Mender.io is used to provision the system and operating system updates. It is a solid foundation for updating, Joel says. He continues: “the biggest fear when we first launched our products was not being able to update devices. The device OS is so crucial and there is no space for something to go wrong. We didn’t have many experts in the team to handle the complexity of OTA software updates. We were keen to rely on an expert partner that knows more about OTA software updates. This has proved a very wise decision over the last 5 years. Mender has been efficient and worked very well.”
Yocto layer integration
Another great benefit of Mender is the layer integration with Yocto. The Mender engineering team helped set up the hardware in the right way. There are 3 different hardware versions running Mender and it is really easy to maintain with Yocto. The embedded boards are ARM-based: These are low cost but high performance devices. Joel elaborates, “you can imagine connecting to 50 charging stations and you have an algorithm that controls them in sub seconds, then you need a device that is highly performant but at the same time cannot be too expensive. In the consumer market at least, no one is prepared to pay €1000 for a device that does energy management, so this is why the ARM-based devices are so important.” In most situations, the connectivity on the devices is wired, in some cases LTE modems are used with the devices.
Importance of IoT cybersecurity
Joel explains that gridX also pays attention to encryption in transit for all data transmission. Mender has a good setup for authentication of the devices with public keys. It opens the connection from the device to the cloud and not some tunnel that is constantly open.
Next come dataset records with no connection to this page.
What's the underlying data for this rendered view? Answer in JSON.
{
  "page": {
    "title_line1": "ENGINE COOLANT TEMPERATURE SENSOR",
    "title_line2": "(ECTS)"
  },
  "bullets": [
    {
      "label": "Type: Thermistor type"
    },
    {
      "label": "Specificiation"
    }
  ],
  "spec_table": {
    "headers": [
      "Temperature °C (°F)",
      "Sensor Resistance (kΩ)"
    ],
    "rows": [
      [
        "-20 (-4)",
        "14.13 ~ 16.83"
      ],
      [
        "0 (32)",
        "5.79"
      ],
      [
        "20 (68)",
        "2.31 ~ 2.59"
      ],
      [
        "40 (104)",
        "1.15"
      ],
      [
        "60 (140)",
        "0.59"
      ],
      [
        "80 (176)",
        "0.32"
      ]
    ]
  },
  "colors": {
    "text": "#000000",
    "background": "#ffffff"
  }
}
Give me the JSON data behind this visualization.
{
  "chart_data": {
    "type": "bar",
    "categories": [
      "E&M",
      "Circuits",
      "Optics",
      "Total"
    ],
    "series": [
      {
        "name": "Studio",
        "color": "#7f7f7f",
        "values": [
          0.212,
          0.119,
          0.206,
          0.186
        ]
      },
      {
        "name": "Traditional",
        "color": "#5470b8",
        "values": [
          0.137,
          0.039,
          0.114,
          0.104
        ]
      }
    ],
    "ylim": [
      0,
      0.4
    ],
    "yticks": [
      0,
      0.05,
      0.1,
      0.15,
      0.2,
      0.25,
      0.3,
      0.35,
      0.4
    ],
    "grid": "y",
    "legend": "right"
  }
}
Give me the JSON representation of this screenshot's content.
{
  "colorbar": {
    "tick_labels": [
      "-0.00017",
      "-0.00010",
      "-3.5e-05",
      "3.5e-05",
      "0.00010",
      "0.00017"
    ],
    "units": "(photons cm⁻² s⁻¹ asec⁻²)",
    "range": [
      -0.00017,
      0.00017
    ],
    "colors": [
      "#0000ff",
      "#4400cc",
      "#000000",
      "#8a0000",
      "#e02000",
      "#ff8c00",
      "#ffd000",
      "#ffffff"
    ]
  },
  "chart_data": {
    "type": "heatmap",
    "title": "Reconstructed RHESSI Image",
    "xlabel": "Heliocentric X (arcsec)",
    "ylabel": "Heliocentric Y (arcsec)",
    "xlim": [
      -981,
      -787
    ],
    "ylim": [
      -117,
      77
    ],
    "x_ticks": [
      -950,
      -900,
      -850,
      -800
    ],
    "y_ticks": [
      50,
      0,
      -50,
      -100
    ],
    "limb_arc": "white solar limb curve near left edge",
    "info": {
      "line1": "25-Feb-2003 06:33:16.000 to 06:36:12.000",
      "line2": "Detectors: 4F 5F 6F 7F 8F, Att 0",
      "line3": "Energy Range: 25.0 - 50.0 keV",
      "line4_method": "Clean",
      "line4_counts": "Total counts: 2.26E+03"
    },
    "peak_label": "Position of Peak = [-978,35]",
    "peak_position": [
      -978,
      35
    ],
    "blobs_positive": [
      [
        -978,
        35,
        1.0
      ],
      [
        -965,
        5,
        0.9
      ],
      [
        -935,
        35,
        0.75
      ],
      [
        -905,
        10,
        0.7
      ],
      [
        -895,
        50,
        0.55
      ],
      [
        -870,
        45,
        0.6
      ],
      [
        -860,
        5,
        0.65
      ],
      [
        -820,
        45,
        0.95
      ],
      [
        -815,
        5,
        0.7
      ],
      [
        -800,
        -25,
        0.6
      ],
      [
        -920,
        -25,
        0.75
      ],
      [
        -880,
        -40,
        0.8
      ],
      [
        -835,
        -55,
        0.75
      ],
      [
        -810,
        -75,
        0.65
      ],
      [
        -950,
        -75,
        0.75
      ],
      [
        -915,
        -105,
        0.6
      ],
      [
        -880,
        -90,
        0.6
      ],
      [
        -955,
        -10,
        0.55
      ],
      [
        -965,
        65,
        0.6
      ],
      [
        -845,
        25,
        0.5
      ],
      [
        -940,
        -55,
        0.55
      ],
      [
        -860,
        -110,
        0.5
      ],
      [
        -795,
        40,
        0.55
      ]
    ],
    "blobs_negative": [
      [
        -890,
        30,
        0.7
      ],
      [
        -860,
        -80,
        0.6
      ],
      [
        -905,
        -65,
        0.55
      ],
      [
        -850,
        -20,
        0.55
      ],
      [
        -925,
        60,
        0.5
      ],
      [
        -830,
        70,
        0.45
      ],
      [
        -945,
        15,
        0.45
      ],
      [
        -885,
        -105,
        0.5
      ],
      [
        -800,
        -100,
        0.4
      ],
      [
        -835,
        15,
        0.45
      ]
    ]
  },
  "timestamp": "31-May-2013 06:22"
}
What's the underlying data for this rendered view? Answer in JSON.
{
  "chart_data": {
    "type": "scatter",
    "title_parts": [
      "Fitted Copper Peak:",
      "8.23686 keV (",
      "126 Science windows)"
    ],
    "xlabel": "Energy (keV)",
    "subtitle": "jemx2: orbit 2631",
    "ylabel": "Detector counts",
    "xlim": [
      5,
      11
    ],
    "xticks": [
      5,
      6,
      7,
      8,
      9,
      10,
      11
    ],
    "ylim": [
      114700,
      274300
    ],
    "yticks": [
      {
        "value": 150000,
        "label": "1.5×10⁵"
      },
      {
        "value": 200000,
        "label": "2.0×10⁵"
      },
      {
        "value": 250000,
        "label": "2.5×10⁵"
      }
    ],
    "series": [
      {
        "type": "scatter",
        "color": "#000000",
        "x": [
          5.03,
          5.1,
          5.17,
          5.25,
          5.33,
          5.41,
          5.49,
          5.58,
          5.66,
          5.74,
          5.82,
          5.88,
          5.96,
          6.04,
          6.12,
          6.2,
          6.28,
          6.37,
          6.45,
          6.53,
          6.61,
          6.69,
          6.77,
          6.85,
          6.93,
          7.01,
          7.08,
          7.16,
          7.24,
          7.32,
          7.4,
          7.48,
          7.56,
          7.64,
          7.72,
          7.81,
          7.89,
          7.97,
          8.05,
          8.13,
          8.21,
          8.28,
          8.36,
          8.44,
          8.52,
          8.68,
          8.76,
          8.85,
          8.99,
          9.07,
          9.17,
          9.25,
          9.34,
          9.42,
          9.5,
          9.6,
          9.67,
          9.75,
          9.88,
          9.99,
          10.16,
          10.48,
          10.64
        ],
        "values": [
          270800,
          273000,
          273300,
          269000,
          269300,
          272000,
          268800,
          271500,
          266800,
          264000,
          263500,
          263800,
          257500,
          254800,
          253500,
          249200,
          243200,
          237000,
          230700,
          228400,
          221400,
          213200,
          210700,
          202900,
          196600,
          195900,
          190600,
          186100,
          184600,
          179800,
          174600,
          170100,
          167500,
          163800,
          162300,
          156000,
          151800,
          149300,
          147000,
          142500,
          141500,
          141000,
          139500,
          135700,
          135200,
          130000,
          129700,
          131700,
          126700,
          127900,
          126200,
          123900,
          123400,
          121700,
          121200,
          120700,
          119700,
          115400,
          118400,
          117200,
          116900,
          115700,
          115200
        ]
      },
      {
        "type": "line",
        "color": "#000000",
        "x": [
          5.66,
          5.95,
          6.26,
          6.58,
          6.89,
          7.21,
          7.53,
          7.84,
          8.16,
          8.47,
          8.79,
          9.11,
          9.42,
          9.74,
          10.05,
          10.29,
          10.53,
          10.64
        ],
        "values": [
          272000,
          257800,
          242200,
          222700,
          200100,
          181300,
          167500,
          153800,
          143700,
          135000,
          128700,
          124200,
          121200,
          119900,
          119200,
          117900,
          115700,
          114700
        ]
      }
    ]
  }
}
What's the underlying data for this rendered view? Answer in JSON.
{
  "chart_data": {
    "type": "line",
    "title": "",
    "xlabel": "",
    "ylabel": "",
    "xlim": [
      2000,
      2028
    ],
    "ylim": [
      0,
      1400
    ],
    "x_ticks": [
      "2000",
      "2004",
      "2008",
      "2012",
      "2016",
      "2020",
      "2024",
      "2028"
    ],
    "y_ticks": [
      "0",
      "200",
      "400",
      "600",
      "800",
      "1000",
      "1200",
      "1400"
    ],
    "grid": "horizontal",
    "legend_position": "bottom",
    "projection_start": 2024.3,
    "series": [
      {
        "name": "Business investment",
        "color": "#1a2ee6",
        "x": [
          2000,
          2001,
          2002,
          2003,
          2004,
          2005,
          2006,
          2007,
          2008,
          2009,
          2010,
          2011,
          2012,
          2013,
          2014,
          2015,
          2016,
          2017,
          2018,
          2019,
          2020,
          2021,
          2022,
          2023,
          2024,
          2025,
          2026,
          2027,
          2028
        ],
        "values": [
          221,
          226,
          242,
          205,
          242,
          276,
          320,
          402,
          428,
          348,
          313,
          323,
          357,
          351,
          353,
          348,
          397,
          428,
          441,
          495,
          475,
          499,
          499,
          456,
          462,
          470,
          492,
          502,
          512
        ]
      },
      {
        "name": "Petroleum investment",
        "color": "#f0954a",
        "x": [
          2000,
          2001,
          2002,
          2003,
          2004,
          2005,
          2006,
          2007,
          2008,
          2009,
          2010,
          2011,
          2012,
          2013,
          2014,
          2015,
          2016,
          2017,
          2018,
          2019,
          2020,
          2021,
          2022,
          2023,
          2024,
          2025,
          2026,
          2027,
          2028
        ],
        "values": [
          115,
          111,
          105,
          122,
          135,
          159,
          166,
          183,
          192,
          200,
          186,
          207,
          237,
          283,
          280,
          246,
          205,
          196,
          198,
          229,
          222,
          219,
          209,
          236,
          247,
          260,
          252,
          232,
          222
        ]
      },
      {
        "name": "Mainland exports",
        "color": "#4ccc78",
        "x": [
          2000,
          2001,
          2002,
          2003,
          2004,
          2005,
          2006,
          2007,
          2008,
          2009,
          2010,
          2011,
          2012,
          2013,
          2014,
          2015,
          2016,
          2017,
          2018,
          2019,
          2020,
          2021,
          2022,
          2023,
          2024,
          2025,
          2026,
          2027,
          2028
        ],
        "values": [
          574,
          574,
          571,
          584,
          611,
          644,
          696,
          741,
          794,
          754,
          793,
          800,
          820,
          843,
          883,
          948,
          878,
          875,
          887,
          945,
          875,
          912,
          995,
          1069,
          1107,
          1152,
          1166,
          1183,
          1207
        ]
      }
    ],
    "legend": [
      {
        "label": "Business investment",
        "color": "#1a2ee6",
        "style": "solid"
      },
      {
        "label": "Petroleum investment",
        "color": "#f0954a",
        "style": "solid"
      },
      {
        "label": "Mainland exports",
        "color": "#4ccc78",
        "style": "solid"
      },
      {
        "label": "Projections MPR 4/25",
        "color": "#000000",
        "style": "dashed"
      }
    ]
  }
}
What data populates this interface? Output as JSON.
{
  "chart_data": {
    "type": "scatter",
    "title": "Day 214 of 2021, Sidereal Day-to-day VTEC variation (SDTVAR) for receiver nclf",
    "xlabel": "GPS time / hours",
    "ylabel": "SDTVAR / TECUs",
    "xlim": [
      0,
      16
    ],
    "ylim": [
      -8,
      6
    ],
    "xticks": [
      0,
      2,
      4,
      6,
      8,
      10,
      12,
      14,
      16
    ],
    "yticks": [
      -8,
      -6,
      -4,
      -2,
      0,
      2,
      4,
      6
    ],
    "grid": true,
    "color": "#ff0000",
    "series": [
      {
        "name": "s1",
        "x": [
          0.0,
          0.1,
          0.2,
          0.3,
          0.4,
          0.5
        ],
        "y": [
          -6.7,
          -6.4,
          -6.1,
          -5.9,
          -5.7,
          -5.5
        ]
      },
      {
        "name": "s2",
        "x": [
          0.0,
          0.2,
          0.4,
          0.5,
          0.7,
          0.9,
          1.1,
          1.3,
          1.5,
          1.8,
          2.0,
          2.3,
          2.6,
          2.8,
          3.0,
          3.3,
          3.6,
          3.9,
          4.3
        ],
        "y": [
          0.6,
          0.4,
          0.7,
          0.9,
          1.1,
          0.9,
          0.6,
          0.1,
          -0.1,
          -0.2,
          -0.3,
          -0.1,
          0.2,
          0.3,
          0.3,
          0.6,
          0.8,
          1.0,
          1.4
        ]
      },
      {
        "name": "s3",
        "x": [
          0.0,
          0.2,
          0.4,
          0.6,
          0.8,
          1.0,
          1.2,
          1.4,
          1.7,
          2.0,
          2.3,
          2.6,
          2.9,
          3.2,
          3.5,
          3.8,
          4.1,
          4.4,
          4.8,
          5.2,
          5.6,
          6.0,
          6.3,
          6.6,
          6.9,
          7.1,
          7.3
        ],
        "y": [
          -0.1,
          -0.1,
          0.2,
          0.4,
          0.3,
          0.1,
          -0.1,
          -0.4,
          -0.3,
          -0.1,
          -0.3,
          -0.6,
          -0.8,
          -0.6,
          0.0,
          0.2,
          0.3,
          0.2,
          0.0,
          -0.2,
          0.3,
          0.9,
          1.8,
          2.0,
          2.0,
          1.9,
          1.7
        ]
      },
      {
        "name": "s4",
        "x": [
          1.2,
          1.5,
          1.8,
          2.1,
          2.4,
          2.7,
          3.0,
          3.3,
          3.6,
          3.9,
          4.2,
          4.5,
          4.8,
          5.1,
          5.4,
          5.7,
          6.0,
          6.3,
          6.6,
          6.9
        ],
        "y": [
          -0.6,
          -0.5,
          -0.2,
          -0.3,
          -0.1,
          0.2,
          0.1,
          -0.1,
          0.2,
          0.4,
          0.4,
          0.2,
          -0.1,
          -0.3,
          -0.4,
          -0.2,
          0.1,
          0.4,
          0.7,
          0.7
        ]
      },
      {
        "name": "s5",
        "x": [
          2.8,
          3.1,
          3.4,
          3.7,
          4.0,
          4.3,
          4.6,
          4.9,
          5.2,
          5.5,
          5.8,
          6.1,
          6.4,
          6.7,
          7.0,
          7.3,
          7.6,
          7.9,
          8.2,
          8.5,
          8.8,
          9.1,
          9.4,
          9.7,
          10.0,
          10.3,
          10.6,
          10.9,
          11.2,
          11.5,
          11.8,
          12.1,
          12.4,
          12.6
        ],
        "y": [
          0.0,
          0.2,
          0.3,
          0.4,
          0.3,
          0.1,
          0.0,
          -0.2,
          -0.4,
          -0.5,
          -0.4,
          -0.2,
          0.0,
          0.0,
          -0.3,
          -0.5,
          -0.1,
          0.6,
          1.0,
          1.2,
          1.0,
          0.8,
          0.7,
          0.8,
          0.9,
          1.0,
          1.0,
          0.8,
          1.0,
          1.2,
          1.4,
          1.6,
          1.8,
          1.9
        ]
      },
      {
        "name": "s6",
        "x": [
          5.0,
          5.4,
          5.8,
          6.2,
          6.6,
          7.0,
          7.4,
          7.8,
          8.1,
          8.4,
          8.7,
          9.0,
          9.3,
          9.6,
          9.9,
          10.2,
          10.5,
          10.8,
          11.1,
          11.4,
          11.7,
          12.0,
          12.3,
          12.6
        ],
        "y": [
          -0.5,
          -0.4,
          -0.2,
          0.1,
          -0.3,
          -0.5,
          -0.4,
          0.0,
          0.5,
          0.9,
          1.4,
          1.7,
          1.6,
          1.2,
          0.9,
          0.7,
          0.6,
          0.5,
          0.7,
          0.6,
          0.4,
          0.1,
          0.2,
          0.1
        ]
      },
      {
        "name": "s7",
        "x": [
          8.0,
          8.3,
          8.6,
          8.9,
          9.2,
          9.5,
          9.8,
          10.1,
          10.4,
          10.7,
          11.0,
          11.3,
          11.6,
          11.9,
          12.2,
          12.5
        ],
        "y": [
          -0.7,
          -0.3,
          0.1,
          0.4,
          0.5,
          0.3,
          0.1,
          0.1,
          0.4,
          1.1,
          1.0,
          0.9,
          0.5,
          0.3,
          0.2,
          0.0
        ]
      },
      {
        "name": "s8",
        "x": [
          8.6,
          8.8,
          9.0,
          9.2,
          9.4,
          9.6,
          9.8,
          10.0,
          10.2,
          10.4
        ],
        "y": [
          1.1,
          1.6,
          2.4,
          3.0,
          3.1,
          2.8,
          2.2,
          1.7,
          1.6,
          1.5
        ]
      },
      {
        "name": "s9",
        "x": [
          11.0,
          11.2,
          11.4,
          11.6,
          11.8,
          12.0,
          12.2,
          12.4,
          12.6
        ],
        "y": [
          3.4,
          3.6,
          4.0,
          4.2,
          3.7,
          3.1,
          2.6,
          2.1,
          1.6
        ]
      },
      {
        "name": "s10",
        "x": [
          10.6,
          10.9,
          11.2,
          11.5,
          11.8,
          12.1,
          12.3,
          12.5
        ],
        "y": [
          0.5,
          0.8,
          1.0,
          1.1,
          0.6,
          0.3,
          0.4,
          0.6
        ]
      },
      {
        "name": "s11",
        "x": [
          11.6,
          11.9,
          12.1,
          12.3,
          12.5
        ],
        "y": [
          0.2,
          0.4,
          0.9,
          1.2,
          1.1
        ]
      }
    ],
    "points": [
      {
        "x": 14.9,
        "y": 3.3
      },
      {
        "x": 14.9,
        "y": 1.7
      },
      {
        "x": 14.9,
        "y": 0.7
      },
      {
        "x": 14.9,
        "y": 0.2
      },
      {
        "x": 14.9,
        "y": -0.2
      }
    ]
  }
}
So it minimises the threat vectors to our network.
Handling device scaling
Dozens of devices easily update manually, then you think about device grouping and scheduling updates. Eventually, you reach a point where the groups are too big and then you need to handle the complexity in a different way. Automation is needed as there are so many devices.
Indispensable for OS updates
Mender.io is one of many tools in gridX’s device management setup but is important as a go-to tool for updating the OS. Support has always been great. The documentation and support is excellent for integrating with new devices. We never had problems updating the versions or using the hosted installations. Thanks to Mender.io, gridX has atomic updates across a large fleet of devices and the Mender system scales with the company, Joel concludes.
We wish Joel and his colleagues at gridX well as they continue their journey in providing valuable digital energy solutions.